Findings: the study finds evidence of a bidirectional causality between economic growth and energy consumption, suggesting that economic growth drives energy demand. However, there is no significant direct relationship between financial development and energy consumption in the region. This aligns with the hypothesis that economic growth and energy consumption are interrelated, but financial development does not consistently drive energy consumption.
Trend: The data suggest that economic growth leads to increased energy consumption, particularly in urbanised and industrialised economies, while financial development does not have a significant impact on energy consumption trends over time.

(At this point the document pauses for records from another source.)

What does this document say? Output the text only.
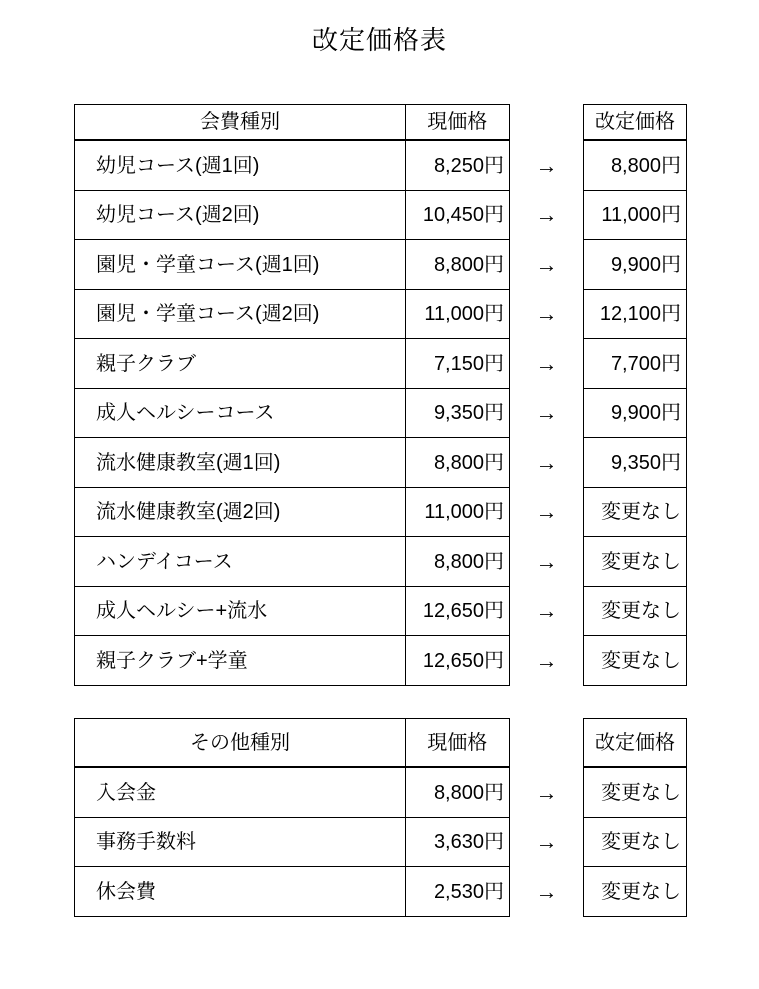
改定価格表
会費種別	現価格	改定価格
幼児コース(週1回)	8,250円	→	8,800円
幼児コース(週2回)	10,450円	→	11,000円
園児・学童コース(週1回)	8,800円	→	9,900円
園児・学童コース(週2回)	11,000円	→	12,100円
親子クラブ	7,150円	→	7,700円
成人ヘルシーコース	9,350円	→	9,900円
流水健康教室(週1回)	8,800円	→	9,350円
流水健康教室(週2回)	11,000円	→	変更なし
ハンデイコース	8,800円	→	変更なし
成人ヘルシー+流水	12,650円	→	変更なし
親子クラブ+学童	12,650円	→	変更なし
その他種別	現価格	改定価格
入会金	8,800円	→	変更なし
事務手数料	3,630円	→	変更なし
休会費	2,530円	→	変更なし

Second: is there a relationship between the SADC countries’ financial development, economic growth, and energy consumption in 1980-2023?
Findings: The study has shown that economic growth and urbanization influence energy consumption in the SADC countries. Financial development does not appear to materially affect energy consumption, contrary to some expectations based on global studies.
Relationship: The relationship between financial development and energy consumption is weaker than anticipated, suggesting that other factors, such as infrastructure development or international energy prices, may play a more significant role in energy consumption patterns in the SADC region.
Third: what is the direction of causality between financial development, economic growth, and energy consumption in the SADC countries?
Findings: The study confirms that economic growth drives energy consumption, but energy consumption does not Granger cause economic growth. Urbanization also appears to drive energy demand, indicating that the increasing concentration of populations in urban areas leads to higher energy consumption. Financial development does not significantly cause energy consumption or economic growth in this context.
Causality: The results suggest that the causal relationship between economic growth and energy consumption is unidirectional, going from economic growth to energy consumption, with no reverse causality observed. Financial development does not exhibit a clear causal link to energy consumption or economic growth.
First, the study identified bidirectional causality between economic growth and energy consumption, and unidirectional causality from urbanization to energy consumption. Financial development did not show significant causality to or from energy consumption, suggesting that while financial systems may support economic growth, they do not directly influence energy demand.
Second, it has shown that economic growth drives energy consumption, as economic growth was found to have a significant positive effect on energy demand.
Third, the study detected no significant role of financial development, contrary to some studies that posit a direct relationship between financial development and energy consumption (Al-Mulali et al., 2015). This suggests that the impact of financial development on energy consumption in the SADC countries may be indirect or mediated by other factors such as government policy, infrastructure investment, or global energy markets.
Fourth, the study supports the idea that urbanization drives energy consumption (Khan et al., 2018): a growing urban population means greater demand for infrastructure, housing, transport and therefore energy.
Although financial development may have no direct impact on energy consumption, sustainable economic growth requires stronger financial institutions. Governments should improve access to finance for energy projects, especially in the renewable energy sector. This can help achieve long-term energy sustainability in the region.
The findings emphasize the need for investing in energy infrastructure and energy efficiency to ensure that energy systems are resilient, sustainable, and capable of meeting the growing demand without compromising environmental goals. It is also essential to develop energy-efficient urban planning strategies.